CS152 ML Homework Extra Credit: Beyond Regular Expressions

Part I: The death of the regular expression

In class, someone asked why I had a low opinion of regular expressions. The short version: they are not extensible, and they don't produce any interesting output (just success or failure). In this extra credit, you explore more general abstractions. If you do any of this work, please submit it in file parcom.sml.

A classic regular expression is empty, a character, a concatenation, or the closure of a regular expression. Because it's no harder, we will use ``character classes'' (represented as functions of course).

<parcom.sml>= [D->]
datatype regexp 
  | CHARCLASS of char -> bool
  | CAT       of regexp * regexp
  | STAR      of regexp
  | OR        of regexp * regexp

A simple character can be represented this way:

<parcom.sml>+= [<-D]
val char : char -> regexp = fn c => CHARCLASS (fn c' => c = c')

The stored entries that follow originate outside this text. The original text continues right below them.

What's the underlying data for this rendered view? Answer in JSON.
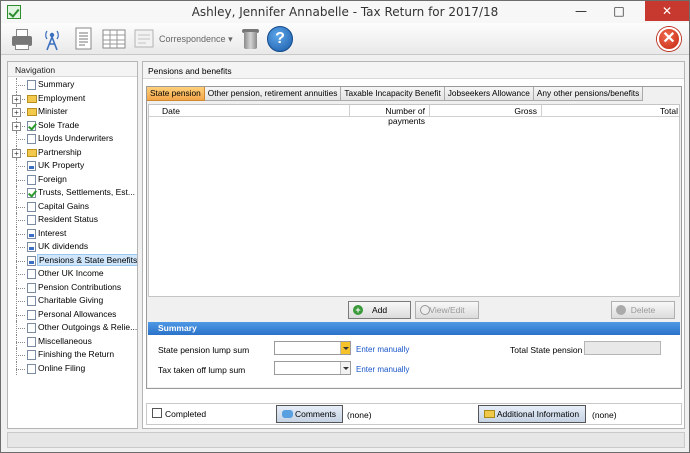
{
  "window": {
    "title": "Ashley, Jennifer Annabelle - Tax Return for 2017/18",
    "minimize_glyph": "—",
    "maximize_glyph": "□",
    "close_glyph": "✕"
  },
  "toolbar": {
    "correspondence_label": "Correspondence",
    "correspondence_arrow": "▾",
    "help_glyph": "?",
    "exit_glyph": "✕"
  },
  "navigation": {
    "heading": "Navigation",
    "items": [
      {
        "label": "Summary",
        "icon": "doc",
        "expandable": false
      },
      {
        "label": "Employment",
        "icon": "folder",
        "expandable": true
      },
      {
        "label": "Minister",
        "icon": "folder",
        "expandable": true
      },
      {
        "label": "Sole Trade",
        "icon": "check",
        "expandable": true
      },
      {
        "label": "Lloyds Underwriters",
        "icon": "doc",
        "expandable": false
      },
      {
        "label": "Partnership",
        "icon": "folder",
        "expandable": true
      },
      {
        "label": "UK Property",
        "icon": "blue",
        "expandable": false
      },
      {
        "label": "Foreign",
        "icon": "doc",
        "expandable": false
      },
      {
        "label": "Trusts, Settlements, Est...",
        "icon": "check",
        "expandable": false
      },
      {
        "label": "Capital Gains",
        "icon": "doc",
        "expandable": false
      },
      {
        "label": "Resident Status",
        "icon": "doc",
        "expandable": false
      },
      {
        "label": "Interest",
        "icon": "blue",
        "expandable": false
      },
      {
        "label": "UK dividends",
        "icon": "blue",
        "expandable": false
      },
      {
        "label": "Pensions & State Benefits",
        "icon": "blue",
        "expandable": false,
        "selected": true
      },
      {
        "label": "Other UK Income",
        "icon": "doc",
        "expandable": false
      },
      {
        "label": "Pension Contributions",
        "icon": "doc",
        "expandable": false
      },
      {
        "label": "Charitable Giving",
        "icon": "doc",
        "expandable": false
      },
      {
        "label": "Personal Allowances",
        "icon": "doc",
        "expandable": false
      },
      {
        "label": "Other Outgoings & Relie...",
        "icon": "doc",
        "expandable": false
      },
      {
        "label": "Miscellaneous",
        "icon": "doc",
        "expandable": false
      },
      {
        "label": "Finishing the Return",
        "icon": "doc",
        "expandable": false
      },
      {
        "label": "Online Filing",
        "icon": "doc",
        "expandable": false
      }
    ]
  },
  "main": {
    "heading": "Pensions and benefits",
    "tabs": [
      "State pension",
      "Other pension, retirement annuities",
      "Taxable Incapacity Benefit",
      "Jobseekers Allowance",
      "Any other pensions/benefits"
    ],
    "grid_columns": [
      "Date",
      "Number of payments",
      "Gross",
      "Total"
    ],
    "buttons": {
      "add": "Add",
      "view_edit": "View/Edit",
      "delete": "Delete"
    },
    "summary": {
      "heading": "Summary",
      "lump_sum_label": "State pension lump sum",
      "tax_taken_label": "Tax taken off lump sum",
      "enter_manually": "Enter manually",
      "total_label": "Total State pension"
    },
    "footer": {
      "completed_label": "Completed",
      "comments_label": "Comments",
      "comments_value": "(none)",
      "additional_label": "Additional Information",
      "additional_value": "(none)"
    }
  },
  "colors": {
    "active_tab": "#f3a64a",
    "summary_bar": "#2a72c8",
    "link": "#1a56c8",
    "selection": "#cfe6fb"
  }
}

  1. Write an ML function recognize of type regexp -> string -> bool which tells whether a string matches a regular expression. Hint: you may find success and failure continuations useful.
  2. Now write it again so that you may usefully partially apply it. That is, write a compiler that translates a regexp into an automaton.
  3. Now get rid of the regexp datatype entirely and instead define higher-order functions empty, charclass, cat, star, and or directly. Write a new version of regcognize to go with them.
So who cares? What's the big deal here. Well, you can't extend a datatype, but you can write new functions!
  1. Write a function all that is like star except that it is greedy; that is, it insists on consuming as much input as possible. So the string xxx would match concat(star (char x), char x) but not concat(all (char x), char x).

Part II: The birth of parsing combinators

OK, enough fooling around. Let's define a parser from 'a to 'b as a function that will take a sequence of values of type 'a and do one of two things:
  1. Define the function type ('a, 'b) parser to represent a parser. Hint: try the following types for success and failure continuations:
    type 'b fail = unit -> 'b
    type 'b resume = unit -> 'b
    type ('a, 'b) succ = 'a list -> 'b -> 'b resume -> 'b

  2. Write a function
    eof : ('a, unit) parser
    which succeeds when it has reached end of file and fails otherwise.

  3. Write a function
    return : 'a -> ('a, 'b) parser
    which always succeeds and never consumes any input.

  4. Write a function
    expect : ('a -> bool) -> ('a, 'a) parser
    such that expect p succeeds if the input is nonempty and the first item in the input satisfies p and fails otherwise. If expect p succeeds, it returns that first item.

  5. The grownup version of or operates on parsers:
    infix |||
    op ||| : ('a, 'b) parser * ('a, 'b) parser -> ('a, 'b) parser
    The parser p1 ||| p2 first tries p1, then p2. You will need to build a suitable failure continuation for p1.

  6. The most mathematically deep parsing combinator allows us to combine two parsers in sequence, where the output of one parser is used to determine the second parser:
    infix >>=
    op >>= : ('a, 'b) parser * ('b -> ('a, 'b) parser) -> ('a, 'b) parser
    (It would be pleasant if >>= had an even more general type, but to make it so would require a better way of managing backtracking than explicit success and failure continuations. One technique that is particularly effective is to have a an ('a, 'b) parser return a value of type ('a list * 'b) list, but this is efficient only if the outer list is lazy.)

    To implement p >>= k successfully will require constructing a suitable success continuation for p.

  7. To implement regular expressions, write the following parsers and parser combinators:
    type regexp = (char, string) parser
    empty : regexp
    charclass : (char -> bool) -> regexp
    cat : regexp * regexp -> regexp
    star : regexp -> regexp
    If you lean heavily on the combinators you have already done (especially >>=, return, and |||), this will be trivial. (You will also find the predefined function str useful.)